Lebaran 2026 Paling Sepi Banget, Sepatu Kulit Magetan Drop 20 Persen

Published

on

Suarakumandang.com, BERITA MAGETAN. Momen Lebaran 2026 yang biasanya jadi “ladang cuan” bagi pelaku usaha, kini justru terasa hambar.

Industri sepatu kulit khas Magetan mengalami penurunan drastis, bahkan nyaris tanpa pembeli.

Penurunan penjualan disebut mencapai sekitar 20 persen dibanding tahun-tahun sebelumnya.

Kondisi ini menjadi pukulan berat bagi pelaku usaha selama ini mengandalkan momentum Lebaran.

Kondisi tersebut terlihat di deretan ruko sepatu kulit di Jalan Sawo, Kelurahan Selosari, Magetan. Kawasan dulunya dipadati pembeli kini tampak lengang.

Eko Pratianto, pemilik Toko Praktis berada di kawasan tersebut, mengungkapkan masa kejayaan usaha sepatu kulit terjadi sebelum pandemi Covid-19.

Saat itu, lonjakan pembeli bahkan terlihat dari panjangnya antrean kendaraan.

“Dulu sebelum Covid-19, parkiran kendaran bisa sampai sepanjang 200 meter. Sekarang tinggal tiga perempatnya saja, itu pun tidak penuh. Tahun ini paling parah dalam sejarah,” ujarnya, Minggu, (13/3/2026).

Sejak dua minggu menjelang Hari Raya Idul Fitri, aktivitas pembelian terlihat lesu dan jauh dari ramainya tahun-tahun sebelumnya.

Bahkan, kondisi tahun ini disebut sebagai titik terendah pernah dialami.

“Kalau dulu dua minggu sebelum Lebaran sudah ramai. Setelah pandemi mulai turun, dan tahun 2026 ini sepi total, hampir tidak ada pembeli,” tambahnya.

Menurut Eko Pratianto, melemahnya daya beli masyarakat akibat tekanan ekonomi global menjadi faktor utama.

Masyarakat kini lebih memprioritaskan kebutuhan pokok dibandingkan kebutuhan sekunder seperti sepatu kulit.

Di sisi lain, pelaku usaha juga terjepit perubahan pola belanja ke platform digital.

Persaingan di pasar online semakin ketat dan tidak mudah diimbangi oleh pelaku usaha lokal.

“Persaingan di online berat.

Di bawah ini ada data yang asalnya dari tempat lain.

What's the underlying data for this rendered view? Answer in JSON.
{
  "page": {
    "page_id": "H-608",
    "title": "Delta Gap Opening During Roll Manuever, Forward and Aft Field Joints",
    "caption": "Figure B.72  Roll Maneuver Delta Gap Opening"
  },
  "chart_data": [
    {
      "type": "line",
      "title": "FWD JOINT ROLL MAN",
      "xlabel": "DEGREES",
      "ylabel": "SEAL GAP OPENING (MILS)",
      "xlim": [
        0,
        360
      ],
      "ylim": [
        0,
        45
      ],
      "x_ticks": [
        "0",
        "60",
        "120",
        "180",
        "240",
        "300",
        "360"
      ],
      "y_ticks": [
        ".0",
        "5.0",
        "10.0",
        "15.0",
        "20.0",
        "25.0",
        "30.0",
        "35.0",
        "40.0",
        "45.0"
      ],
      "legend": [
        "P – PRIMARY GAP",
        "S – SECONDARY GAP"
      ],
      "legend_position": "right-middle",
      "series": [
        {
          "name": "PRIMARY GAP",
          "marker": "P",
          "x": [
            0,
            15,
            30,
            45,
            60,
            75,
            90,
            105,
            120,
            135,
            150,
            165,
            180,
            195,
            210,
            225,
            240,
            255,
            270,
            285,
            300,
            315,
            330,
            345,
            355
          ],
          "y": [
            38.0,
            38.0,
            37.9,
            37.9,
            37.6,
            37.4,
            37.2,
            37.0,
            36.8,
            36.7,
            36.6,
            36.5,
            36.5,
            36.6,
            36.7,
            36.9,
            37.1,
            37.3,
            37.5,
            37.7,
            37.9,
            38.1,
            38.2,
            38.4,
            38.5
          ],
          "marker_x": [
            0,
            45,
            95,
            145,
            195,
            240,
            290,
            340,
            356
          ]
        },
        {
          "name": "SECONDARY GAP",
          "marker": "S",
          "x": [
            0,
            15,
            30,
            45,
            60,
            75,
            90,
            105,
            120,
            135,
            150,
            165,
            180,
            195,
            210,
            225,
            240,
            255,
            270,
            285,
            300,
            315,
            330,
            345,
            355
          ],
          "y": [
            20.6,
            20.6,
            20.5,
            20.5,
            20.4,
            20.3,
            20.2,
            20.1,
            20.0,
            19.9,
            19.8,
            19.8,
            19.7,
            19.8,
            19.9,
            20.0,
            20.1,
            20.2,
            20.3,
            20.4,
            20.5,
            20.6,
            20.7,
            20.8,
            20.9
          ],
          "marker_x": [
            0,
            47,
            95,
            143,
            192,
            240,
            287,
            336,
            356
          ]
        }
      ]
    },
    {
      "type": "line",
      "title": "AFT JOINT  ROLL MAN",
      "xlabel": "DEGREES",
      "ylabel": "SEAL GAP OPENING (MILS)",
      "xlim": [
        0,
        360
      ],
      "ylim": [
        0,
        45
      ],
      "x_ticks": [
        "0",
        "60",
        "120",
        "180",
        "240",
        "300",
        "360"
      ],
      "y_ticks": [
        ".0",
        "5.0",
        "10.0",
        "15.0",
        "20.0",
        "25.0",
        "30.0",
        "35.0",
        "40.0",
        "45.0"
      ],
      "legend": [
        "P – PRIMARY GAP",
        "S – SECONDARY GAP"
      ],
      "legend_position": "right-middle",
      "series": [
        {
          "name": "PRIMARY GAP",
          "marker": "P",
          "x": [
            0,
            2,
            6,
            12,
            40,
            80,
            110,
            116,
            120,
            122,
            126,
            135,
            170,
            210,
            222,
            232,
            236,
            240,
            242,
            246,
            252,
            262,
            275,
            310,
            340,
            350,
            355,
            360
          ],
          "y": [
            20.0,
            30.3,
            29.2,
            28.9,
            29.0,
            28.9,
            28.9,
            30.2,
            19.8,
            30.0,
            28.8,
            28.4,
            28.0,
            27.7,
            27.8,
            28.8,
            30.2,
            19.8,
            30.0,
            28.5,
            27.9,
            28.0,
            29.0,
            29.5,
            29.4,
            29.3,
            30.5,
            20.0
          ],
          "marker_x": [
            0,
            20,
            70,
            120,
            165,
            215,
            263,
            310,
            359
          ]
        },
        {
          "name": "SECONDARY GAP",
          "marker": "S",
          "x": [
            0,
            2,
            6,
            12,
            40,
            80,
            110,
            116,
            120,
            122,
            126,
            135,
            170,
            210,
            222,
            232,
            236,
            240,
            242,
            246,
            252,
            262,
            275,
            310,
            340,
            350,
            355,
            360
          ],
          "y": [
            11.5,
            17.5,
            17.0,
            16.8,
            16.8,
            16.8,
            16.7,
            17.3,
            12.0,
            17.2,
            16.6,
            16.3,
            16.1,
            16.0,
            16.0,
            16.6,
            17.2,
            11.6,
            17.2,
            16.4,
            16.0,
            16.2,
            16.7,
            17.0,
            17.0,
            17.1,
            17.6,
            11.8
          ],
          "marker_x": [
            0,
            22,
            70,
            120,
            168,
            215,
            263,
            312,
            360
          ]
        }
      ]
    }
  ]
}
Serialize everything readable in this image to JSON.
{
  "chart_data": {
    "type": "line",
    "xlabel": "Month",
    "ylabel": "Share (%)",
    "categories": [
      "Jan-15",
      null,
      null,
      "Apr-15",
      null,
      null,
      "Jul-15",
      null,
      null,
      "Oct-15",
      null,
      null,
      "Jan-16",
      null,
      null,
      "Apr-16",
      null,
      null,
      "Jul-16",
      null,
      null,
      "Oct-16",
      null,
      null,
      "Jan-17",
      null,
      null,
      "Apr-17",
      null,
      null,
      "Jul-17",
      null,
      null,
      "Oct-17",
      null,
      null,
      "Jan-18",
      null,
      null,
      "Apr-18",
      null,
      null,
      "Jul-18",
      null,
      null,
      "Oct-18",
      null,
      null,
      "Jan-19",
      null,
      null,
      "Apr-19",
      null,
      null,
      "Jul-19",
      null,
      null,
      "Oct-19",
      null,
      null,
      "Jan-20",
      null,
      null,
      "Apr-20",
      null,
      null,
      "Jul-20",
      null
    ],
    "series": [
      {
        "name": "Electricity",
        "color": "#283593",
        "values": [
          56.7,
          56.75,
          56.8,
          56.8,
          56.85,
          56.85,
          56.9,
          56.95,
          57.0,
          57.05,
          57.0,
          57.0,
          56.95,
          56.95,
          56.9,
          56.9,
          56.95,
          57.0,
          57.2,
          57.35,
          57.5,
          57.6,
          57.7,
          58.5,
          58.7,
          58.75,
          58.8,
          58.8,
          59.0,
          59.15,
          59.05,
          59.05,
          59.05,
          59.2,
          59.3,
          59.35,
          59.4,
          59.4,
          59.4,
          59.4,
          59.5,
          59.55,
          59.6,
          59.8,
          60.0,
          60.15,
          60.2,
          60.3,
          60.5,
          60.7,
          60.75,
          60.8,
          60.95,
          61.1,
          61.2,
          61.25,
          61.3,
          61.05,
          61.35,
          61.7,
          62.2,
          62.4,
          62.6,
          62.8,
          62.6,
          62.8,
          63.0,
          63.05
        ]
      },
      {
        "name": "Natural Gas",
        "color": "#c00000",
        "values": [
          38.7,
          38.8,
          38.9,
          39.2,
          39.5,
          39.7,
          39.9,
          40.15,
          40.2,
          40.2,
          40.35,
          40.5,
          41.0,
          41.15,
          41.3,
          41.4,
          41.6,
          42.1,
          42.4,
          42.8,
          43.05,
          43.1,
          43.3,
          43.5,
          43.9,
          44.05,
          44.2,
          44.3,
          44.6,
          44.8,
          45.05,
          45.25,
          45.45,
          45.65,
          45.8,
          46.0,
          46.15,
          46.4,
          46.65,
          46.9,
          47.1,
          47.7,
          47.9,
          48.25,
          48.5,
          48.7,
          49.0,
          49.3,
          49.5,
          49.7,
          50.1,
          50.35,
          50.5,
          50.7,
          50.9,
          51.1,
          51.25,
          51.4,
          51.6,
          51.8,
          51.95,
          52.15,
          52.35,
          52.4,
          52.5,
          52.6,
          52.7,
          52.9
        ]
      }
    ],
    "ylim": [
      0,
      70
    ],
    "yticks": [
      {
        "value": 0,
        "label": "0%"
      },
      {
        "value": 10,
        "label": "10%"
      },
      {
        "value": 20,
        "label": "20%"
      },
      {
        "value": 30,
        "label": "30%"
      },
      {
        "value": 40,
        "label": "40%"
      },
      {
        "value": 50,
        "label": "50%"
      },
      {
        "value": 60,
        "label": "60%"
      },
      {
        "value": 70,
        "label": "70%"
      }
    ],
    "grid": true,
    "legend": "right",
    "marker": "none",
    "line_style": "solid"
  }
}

Kami sudah coba masuk ke penjualan digital, memang ada peningkatan, tapi tetap saja kewalahan bersaing,” jelasnya.

Fenomena turunnya daya beli juga tercermin dari perilaku konsumen.

Anna, salah satu pengunjung, mengaku datang hanya untuk membeli sepatu karena kebutuhan mendesak.

“Saya beli sepatu kantor karena di rumah sudah rusak. Habis itu langsung pulang, tidak lihat-lihat yang lain. Tahun ini ekonomi memang lagi tidak baik, jadi beli seperlunya saja,” kata Anna.

Kondisi ini berdampak langsung pada sektor produksi. Sejumlah pengrajin terpaksa mengurangi produksi karena stok menumpuk dan belum terserap pasar.

Padahal, industri sepatu kulit merupakan salah satu ikon kerajinan unggulan Magetan selama ini menjadi penopang ekonomi daerah serta menyerap banyak tenaga kerja.

Jika situasi ini terus berlanjut tanpa adanya intervensi, bukan tidak mungkin pelaku usaha kecil akan bertumbangan.

Para pelaku usaha berharap ada langkah konkret dari pemerintah, baik dalam bentuk promosi produk lokal maupun pendampingan pemasaran digital agar mampu bertahan di tengah tekanan ekonomi dan ketatnya persaingan.

“Harapannya ada solusi nyata. Kalau terus seperti ini, bisa-bisa banyak gulung tikar,” pungkas Eko Pratianto.